Numerical models of the weather and climate system are key research tools in gaining a deeper understanding of the mechanisms that generate climate extremes. They are also our primary tool in assessing how these extremes may be affected as our planet warms. The Modelling research program at the ARC Centre of Excellence for Climate Extremes is therefore an underpinning and enabling activity that develops improved simulations, tools and procedures for use in all research programs across the Centre.

PROJECT 1

Global Coupled Modelling

in collaboration with our partners at CSIRO, the Modelling program has completed a 500-year present-day simulation of the Australian Community Climate and Earth System Simulator–Coupled Model 2 (ACCESS-CM2) climate model with an ocean component at a higher lateral resolution (0.25°) that allows eddies to be resolved across most of the globe. Work continues towards improving the eddy parameterization at high latitudes, where eddies are poorly resolved. Wilma Huneke commenced in a postdoctoral researcher role in 2022 to evaluate the new model and to investigate the effect of ocean resolution on decadal climate variability.

PROJECT 2

Regional Atmospheric Modelling

In a project led by Dr Hooman Ayat, the ACCESS regional model has been run with the most up-to-date configurations over the Australian region, with approximately two-kilometre horizontal grid spacing (the Aus2200 project). Extensive testing has been performed to optimise the model configuration and setup. Initial simulations for the 2019/2020 megafire event have also been completed and evaluated. This is a real technical achievement.
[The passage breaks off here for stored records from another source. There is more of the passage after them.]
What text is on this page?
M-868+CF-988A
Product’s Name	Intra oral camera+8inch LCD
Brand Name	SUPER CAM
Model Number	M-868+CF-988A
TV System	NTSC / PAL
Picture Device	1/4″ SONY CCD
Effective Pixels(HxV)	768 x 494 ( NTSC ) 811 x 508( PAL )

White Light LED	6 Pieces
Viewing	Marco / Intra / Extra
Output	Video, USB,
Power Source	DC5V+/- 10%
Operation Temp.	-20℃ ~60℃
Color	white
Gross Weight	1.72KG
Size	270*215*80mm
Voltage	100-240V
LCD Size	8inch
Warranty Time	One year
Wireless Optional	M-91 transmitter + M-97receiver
Dr Ayat has been using the simulations to explore the weather conditions that made the 2020 New Year’s Eve fires in south-eastern Victoria so extreme. In particular, Dr Ayat has investigated the source of the extremely dry but localised air ahead of the approaching cold front, which is thought to have been an important contributor to the severity of the conditions. A paper on this is planned for 2023.

PROJECT 3

Land-surface Modelling

The merging of new science undertaken by the Centre into the newest version of CABLE has continued. At the end of 2022 this version of CABLE was being evaluated against multiple sets of observations. In parallel, research has been published using key elements of this new version, which is focused on how groundwater influences the expression of drought and heatwaves in high-resolution regional climate simulations. This work demonstrated that groundwater could cool temperature extremes by up to 3 °C at the surface, which was not unexpected. However, because these simulations were conducted using a coupled land surface-atmospheric modelling system, the impact on temperature extremes could be evaluated within the atmosphere. Results showed changes of up to 1 °C through the atmospheric boundary layer. These results point to an important influence of groundwater on heatwave intensity, implying the necessity of considering groundwater dynamics in climate models in future heatwave predictions.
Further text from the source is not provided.